Let's Do, Ourselves, What the Supreme Court Refused to Do
I agree with David Frum: the Supreme Court decisions in the case of University of Michigan affirmative action feel like a defeat for progress toward a racism-free society. They are not, to be sure, the crushing defeat that some on the other side claim to have delivered, as Jonah Goldberg points out, but they do give the weasels of the academy room within which to wriggle.
My reaction, this "day after," is to say, "So be it." It's an unhealthy addiction to look to the Supreme Court, or the government in general, to resolve all issues of public conscience. Let society do what society's leaders refuse to do. This suggestion will take two broad forms:
1) Learning from Donald Rumsfeld and resorting to some straight-talk diplomacy. At its most explicit, this would involve calling the race-obsessed academics what they, in actuality, are: racists. Closed-minded bigots in robes. There's no two ways about it: they want to define Americans according to the color of their skin and construct policies accordingly. As with all bigotry, this is good for neither side, benefiting only the prejudices of the elite.
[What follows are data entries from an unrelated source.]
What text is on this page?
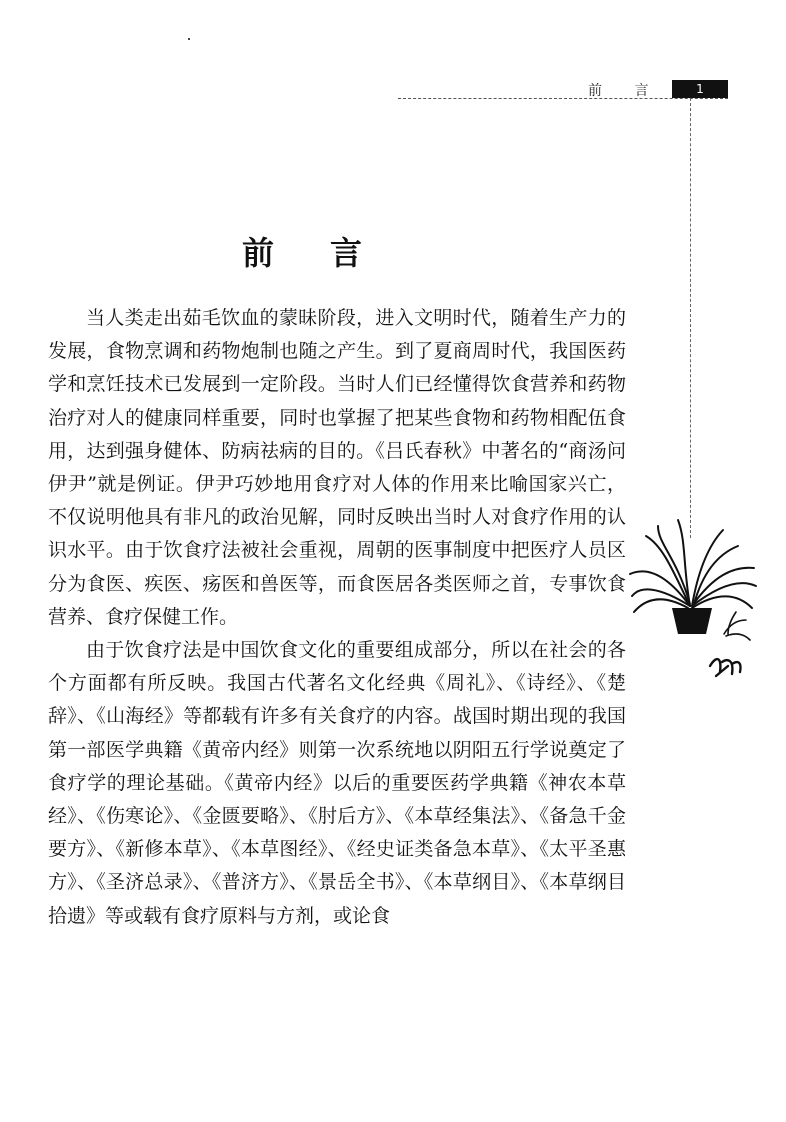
前 言	1
前言

当人类走出茹毛饮血的蒙昧阶段，进入文明时代，随着生产力的发展，食物烹调和药物炮制也随之产生。到了夏商周时代，我国医药学和烹饪技术已发展到一定阶段。当时人们已经懂得饮食营养和药物治疗对人的健康同样重要，同时也掌握了把某些食物和药物相配伍食用，达到强身健体、防病祛病的目的。《吕氏春秋》中著名的“商汤问伊尹”就是例证。伊尹巧妙地用食疗对人体的作用来比喻国家兴亡，不仅说明他具有非凡的政治见解，同时反映出当时人对食疗作用的认识水平。由于饮食疗法被社会重视，周朝的医事制度中把医疗人员区分为食医、疾医、疡医和兽医等，而食医居各类医师之首，专事饮食营养、食疗保健工作。

由于饮食疗法是中国饮食文化的重要组成部分，所以在社会的各个方面都有所反映。我国古代著名文化经典《周礼》、《诗经》、《楚辞》、《山海经》等都载有许多有关食疗的内容。战国时期出现的我国第一部医学典籍《黄帝内经》则第一次系统地以阴阳五行学说奠定了食疗学的理论基础。《黄帝内经》以后的重要医药学典籍《神农本草经》、《伤寒论》、《金匮要略》、《肘后方》、《本草经集法》、《备急千金要方》、《新修本草》、《本草图经》、《经史证类备急本草》、《太平圣惠方》、《圣济总录》、《普济方》、《景岳全书》、《本草纲目》、《本草纲目拾遗》等或载有食疗原料与方剂，或论食
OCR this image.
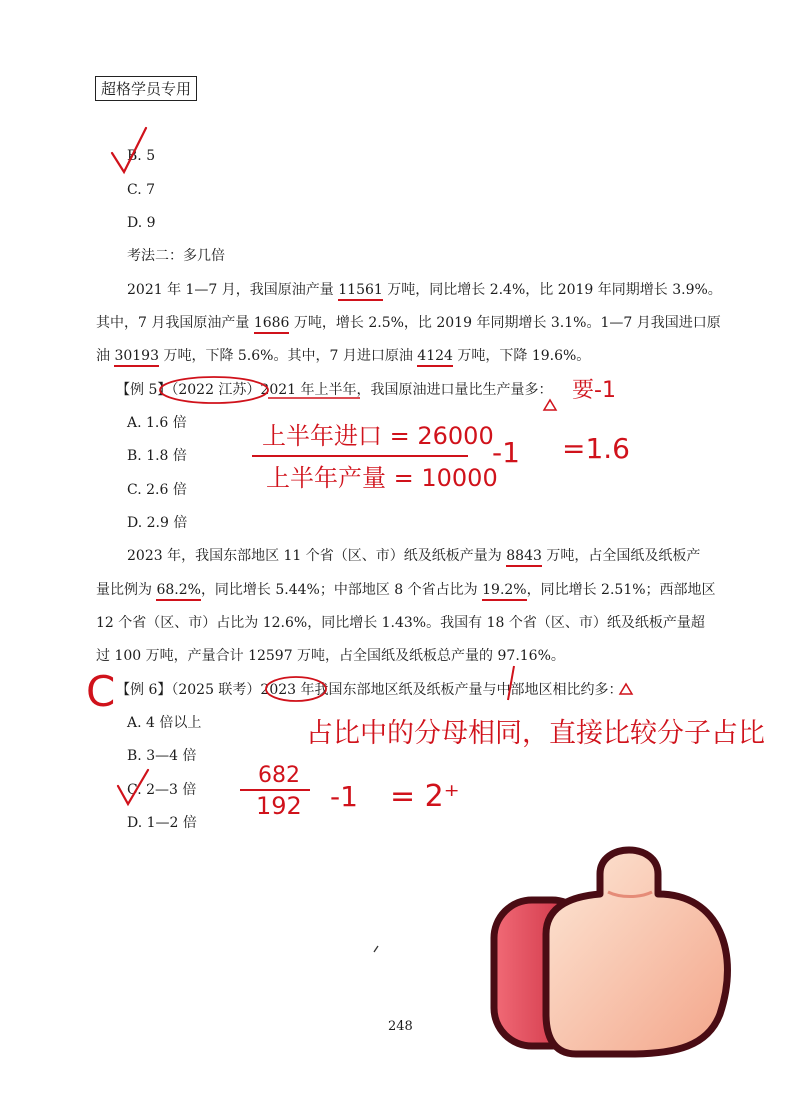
超格学员专用
B. 5
C. 7
D. 9
考法二：多几倍
2021 年 1—7 月，我国原油产量 11561 万吨，同比增长 2.4%，比 2019 年同期增长 3.9%。
其中，7 月我国原油产量 1686 万吨，增长 2.5%，比 2019 年同期增长 3.1%。1—7 月我国进口原
油 30193 万吨，下降 5.6%。其中，7 月进口原油 4124 万吨，下降 19.6%。
【例 5】（2022 江苏）2021 年上半年，我国原油进口量比生产量多：
A. 1.6 倍
B. 1.8 倍
C. 2.6 倍
D. 2.9 倍
2023 年，我国东部地区 11 个省（区、市）纸及纸板产量为 8843 万吨，占全国纸及纸板产
量比例为 68.2%，同比增长 5.44%；中部地区 8 个省占比为 19.2%，同比增长 2.51%；西部地区
12 个省（区、市）占比为 12.6%，同比增长 1.43%。我国有 18 个省（区、市）纸及纸板产量超
过 100 万吨，产量合计 12597 万吨，占全国纸及纸板总产量的 97.16%。
【例 6】（2025 联考）2023 年我国东部地区纸及纸板产量与中部地区相比约多：
A. 4 倍以上
B. 3—4 倍
C. 2—3 倍
D. 1—2 倍
248
要-1
上半年进口 = 26000
上半年产量 = 10000
-1 =1.6
C
占比中的分母相同，直接比较分子占比
682
192 -1 = 2⁺
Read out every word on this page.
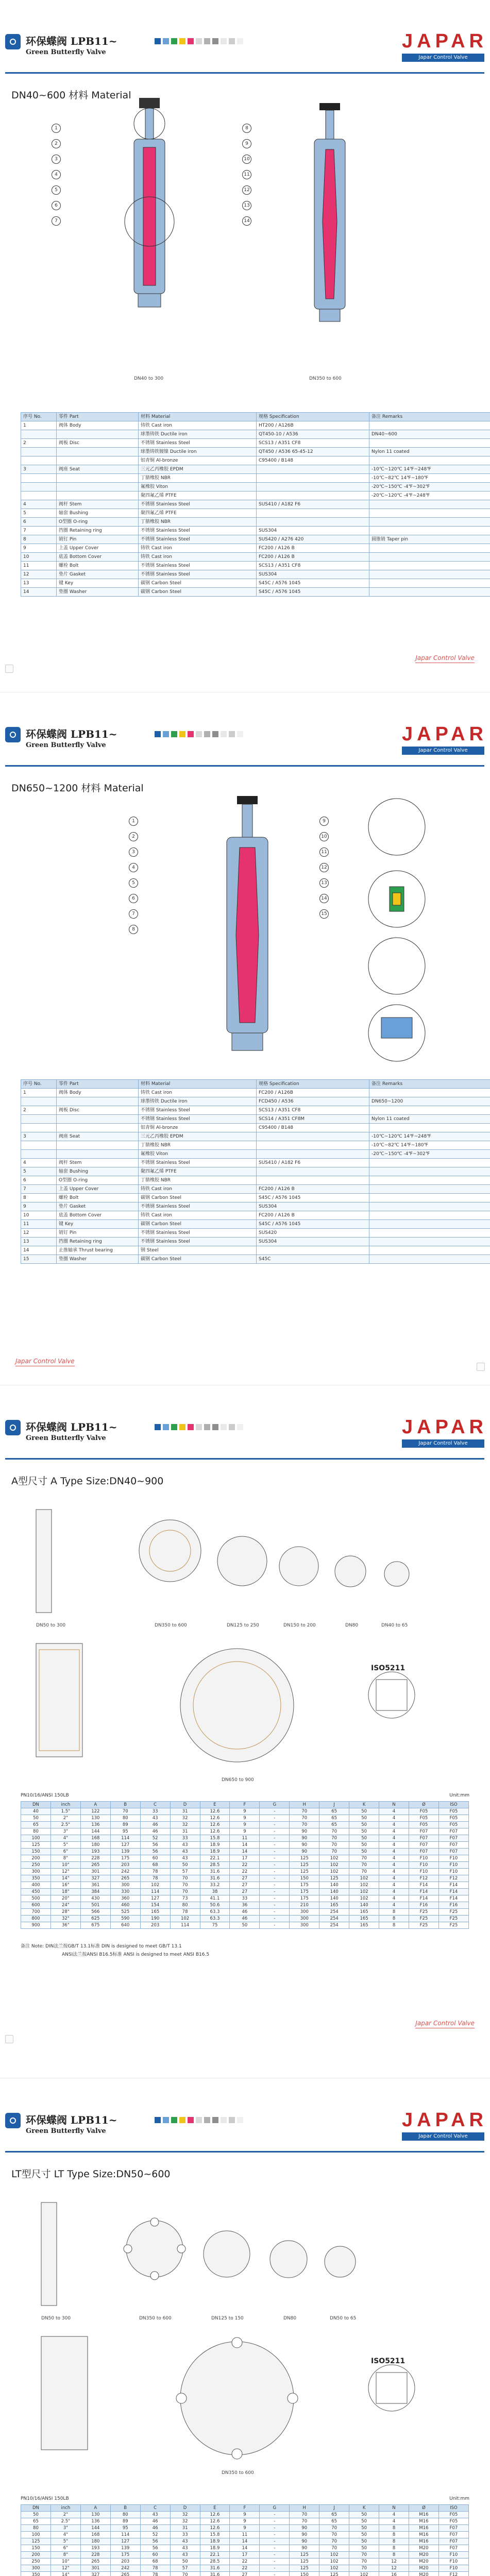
环保蝶阀 LPB11~
Green Butterfly Valve
JAPAR
Japar Control Valve
DN40~600 材料 Material
1
2
3
4
5
6
7
8
9
10
11
12
13
14
DN40 to 300	DN350 to 600
序号 No.	零件 Part	材料 Material	规格 Specification	备注 Remarks
1	阀体 Body	铸铁 Cast iron	HT200 / A126B	
		球墨铸铁 Ductile iron	QT450-10 / A536	DN40~600
2	阀板 Disc	不锈钢 Stainless Steel	SCS13 / A351 CF8	
		球墨铸铁镀镍 Ductile iron	QT450 / A536 65-45-12	Nylon 11 coated
		铝青铜 Al-bronze	C95400 / B148	
3	阀座 Seat	三元乙丙橡胶 EPDM		-10℃~120℃ 14℉~248℉
		丁腈橡胶 NBR		-10℃~82℃ 14℉~180℉
		氟橡胶 Viton		-20℃~150℃ -4℉~302℉
		聚四氟乙烯 PTFE		-20℃~120℃ -4℉~248℉
4	阀杆 Stem	不锈钢 Stainless Steel	SUS410 / A182 F6	
5	轴套 Bushing	聚四氟乙烯 PTFE		
6	O型圈 O-ring	丁腈橡胶 NBR		
7	挡圈 Retaining ring	不锈钢 Stainless Steel	SUS304	
8	销钉 Pin	不锈钢 Stainless Steel	SUS420 / A276 420	圆锥销 Taper pin
9	上盖 Upper Cover	铸铁 Cast iron	FC200 / A126 B	
10	底盖 Bottom Cover	铸铁 Cast iron	FC200 / A126 B	
11	螺栓 Bolt	不锈钢 Stainless Steel	SCS13 / A351 CF8	
12	垫片 Gasket	不锈钢 Stainless Steel	SUS304	
13	键 Key	碳钢 Carbon Steel	S45C / A576 1045	
14	垫圈 Washer	碳钢 Carbon Steel	S45C / A576 1045	
Japar Control Valve
环保蝶阀 LPB11~
Green Butterfly Valve
JAPAR
Japar Control Valve
DN650~1200 材料 Material
1
2
3
4
5
6
7
8
9
10
11
12
13
14
15
序号 No.	零件 Part	材料 Material	规格 Specification	备注 Remarks
1	阀体 Body	铸铁 Cast iron	FC200 / A126B	
		球墨铸铁 Ductile iron	FCD450 / A536	DN650~1200
2	阀板 Disc	不锈钢 Stainless Steel	SCS13 / A351 CF8	
		不锈钢 Stainless Steel	SCS14 / A351 CF8M	Nylon 11 coated
		铝青铜 Al-bronze	C95400 / B148	
3	阀座 Seat	三元乙丙橡胶 EPDM		-10℃~120℃ 14℉~248℉
		丁腈橡胶 NBR		-10℃~82℃ 14℉~180℉
		氟橡胶 Viton		-20℃~150℃ -4℉~302℉
4	阀杆 Stem	不锈钢 Stainless Steel	SUS410 / A182 F6	
5	轴套 Bushing	聚四氟乙烯 PTFE		
6	O型圈 O-ring	丁腈橡胶 NBR		
7	上盖 Upper Cover	铸铁 Cast iron	FC200 / A126 B	
8	螺栓 Bolt	碳钢 Carbon Steel	S45C / A576 1045	
9	垫片 Gasket	不锈钢 Stainless Steel	SUS304	
10	底盖 Bottom Cover	铸铁 Cast iron	FC200 / A126 B	
11	键 Key	碳钢 Carbon Steel	S45C / A576 1045	
12	销钉 Pin	不锈钢 Stainless Steel	SUS420	
13	挡圈 Retaining ring	不锈钢 Stainless Steel	SUS304	
14	止推轴承 Thrust bearing	钢 Steel		
15	垫圈 Washer	碳钢 Carbon Steel	S45C	
Japar Control Valve
环保蝶阀 LPB11~
Green Butterfly Valve
JAPAR
Japar Control Valve
A型尺寸 A Type Size:DN40~900
DN50 to 300	DN350 to 600	DN125 to 250	DN150 to 200	DN80	DN40 to 65
DN650 to 900
ISO5211
PN10/16/ANSI 150LB	Unit:mm
DN	inch	A	B	C	D	E	F	G	H	J	K	N	Ø	ISO
40	1.5"	122	70	33	31	12.6	9	-	70	65	50	4	F05	F05
50	2"	130	80	43	32	12.6	9	-	70	65	50	4	F05	F05
65	2.5"	136	89	46	32	12.6	9	-	70	65	50	4	F05	F05
80	3"	144	95	46	31	12.6	9	-	90	70	50	4	F07	F07
100	4"	168	114	52	33	15.8	11	-	90	70	50	4	F07	F07
125	5"	180	127	56	43	18.9	14	-	90	70	50	4	F07	F07
150	6"	193	139	56	43	18.9	14	-	90	70	50	4	F07	F07
200	8"	228	175	60	43	22.1	17	-	125	102	70	4	F10	F10
250	10"	265	203	68	50	28.5	22	-	125	102	70	4	F10	F10
300	12"	301	242	78	57	31.6	22	-	125	102	70	4	F10	F10
350	14"	327	265	78	70	31.6	27	-	150	125	102	4	F12	F12
400	16"	361	300	102	70	33.2	27	-	175	140	102	4	F14	F14
450	18"	384	330	114	70	38	27	-	175	140	102	4	F14	F14
500	20"	430	360	127	73	41.1	33	-	175	140	102	4	F14	F14
600	24"	501	460	154	80	50.6	36	-	210	165	140	4	F16	F16
700	28"	566	525	165	78	63.3	46	-	300	254	165	8	F25	F25
800	32"	625	590	190	102	63.3	46	-	300	254	165	8	F25	F25
900	36"	675	640	203	114	75	50	-	300	254	165	8	F25	F25
备注 Note: DIN法兰按GB/T 13.1标准 DIN is designed to meet GB/T 13.1
ANSI法兰按ANSI B16.5标准 ANSI is designed to meet ANSI B16.5
Japar Control Valve
环保蝶阀 LPB11~
Green Butterfly Valve
JAPAR
Japar Control Valve
LT型尺寸 LT Type Size:DN50~600
DN50 to 300	DN350 to 600	DN125 to 150	DN80	DN50 to 65
DN350 to 600
ISO5211
PN10/16/ANSI 150LB	Unit:mm
DN	inch	A	B	C	D	E	F	G	H	J	K	N	Ø	ISO
50	2"	130	80	43	32	12.6	9	-	70	65	50	4	M16	F05
65	2.5"	136	89	46	32	12.6	9	-	70	65	50	4	M16	F05
80	3"	144	95	46	31	12.6	9	-	90	70	50	8	M16	F07
100	4"	168	114	52	33	15.8	11	-	90	70	50	8	M16	F07
125	5"	180	127	56	43	18.9	14	-	90	70	50	8	M16	F07
150	6"	193	139	56	43	18.9	14	-	90	70	50	8	M20	F07
200	8"	228	175	60	43	22.1	17	-	125	102	70	8	M20	F10
250	10"	265	203	68	50	28.5	22	-	125	102	70	12	M20	F10
300	12"	301	242	78	57	31.6	22	-	125	102	70	12	M20	F10
350	14"	327	265	78	70	31.6	27	-	150	125	102	16	M20	F12
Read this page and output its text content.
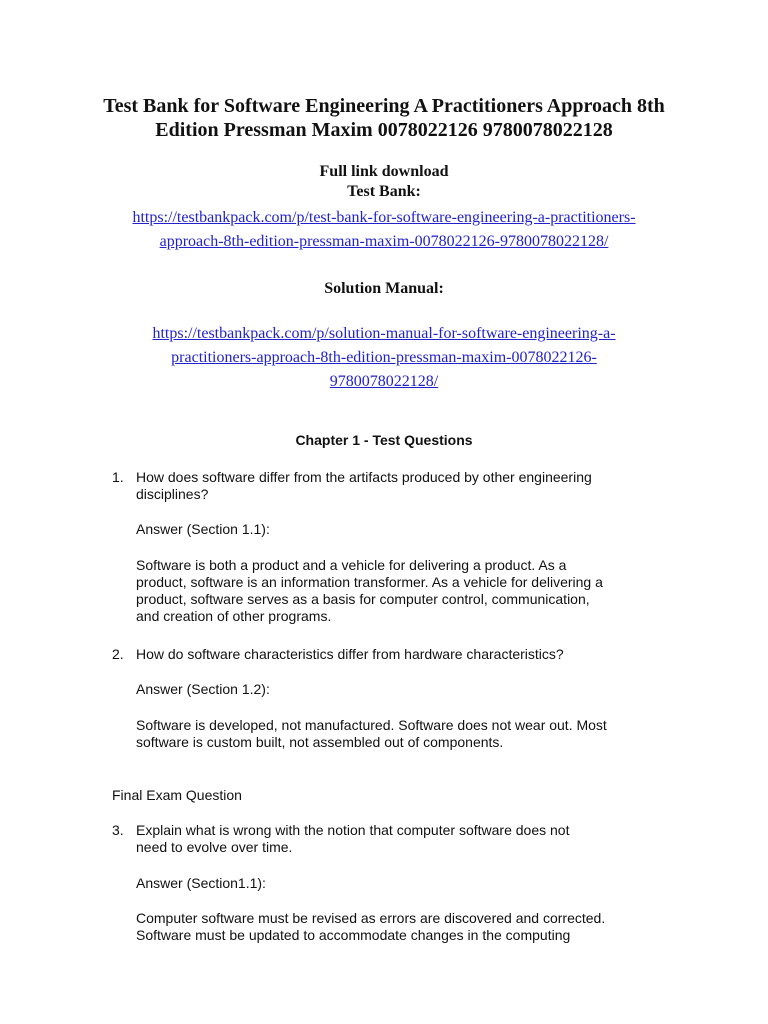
Test Bank for Software Engineering A Practitioners Approach 8th
Edition Pressman Maxim 0078022126 9780078022128
Full link download
Test Bank:
https://testbankpack.com/p/test-bank-for-software-engineering-a-practitioners-
approach-8th-edition-pressman-maxim-0078022126-9780078022128/
Solution Manual:
https://testbankpack.com/p/solution-manual-for-software-engineering-a-
practitioners-approach-8th-edition-pressman-maxim-0078022126-
9780078022128/
Chapter 1 - Test Questions
1. How does software differ from the artifacts produced by other engineering
disciplines?
Answer (Section 1.1):
Software is both a product and a vehicle for delivering a product. As a
product, software is an information transformer. As a vehicle for delivering a
product, software serves as a basis for computer control, communication,
and creation of other programs.
2. How do software characteristics differ from hardware characteristics?
Answer (Section 1.2):
Software is developed, not manufactured. Software does not wear out. Most
software is custom built, not assembled out of components.
Final Exam Question
3. Explain what is wrong with the notion that computer software does not
need to evolve over time.
Answer (Section1.1):
Computer software must be revised as errors are discovered and corrected.
Software must be updated to accommodate changes in the computing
2) Wielding the free market. Expanding on the clarity encouraged in the previous point, it is obvious that we can no longer, in good conscience, patronize racist institutions. Would many folks send their children to a university that explicitly diminished the applications of blacks for admission? As consumers of the product of higher education, let's put a premium on race-blind admissions policies, making the lack of affirmative action a selling point for innovative college administrators.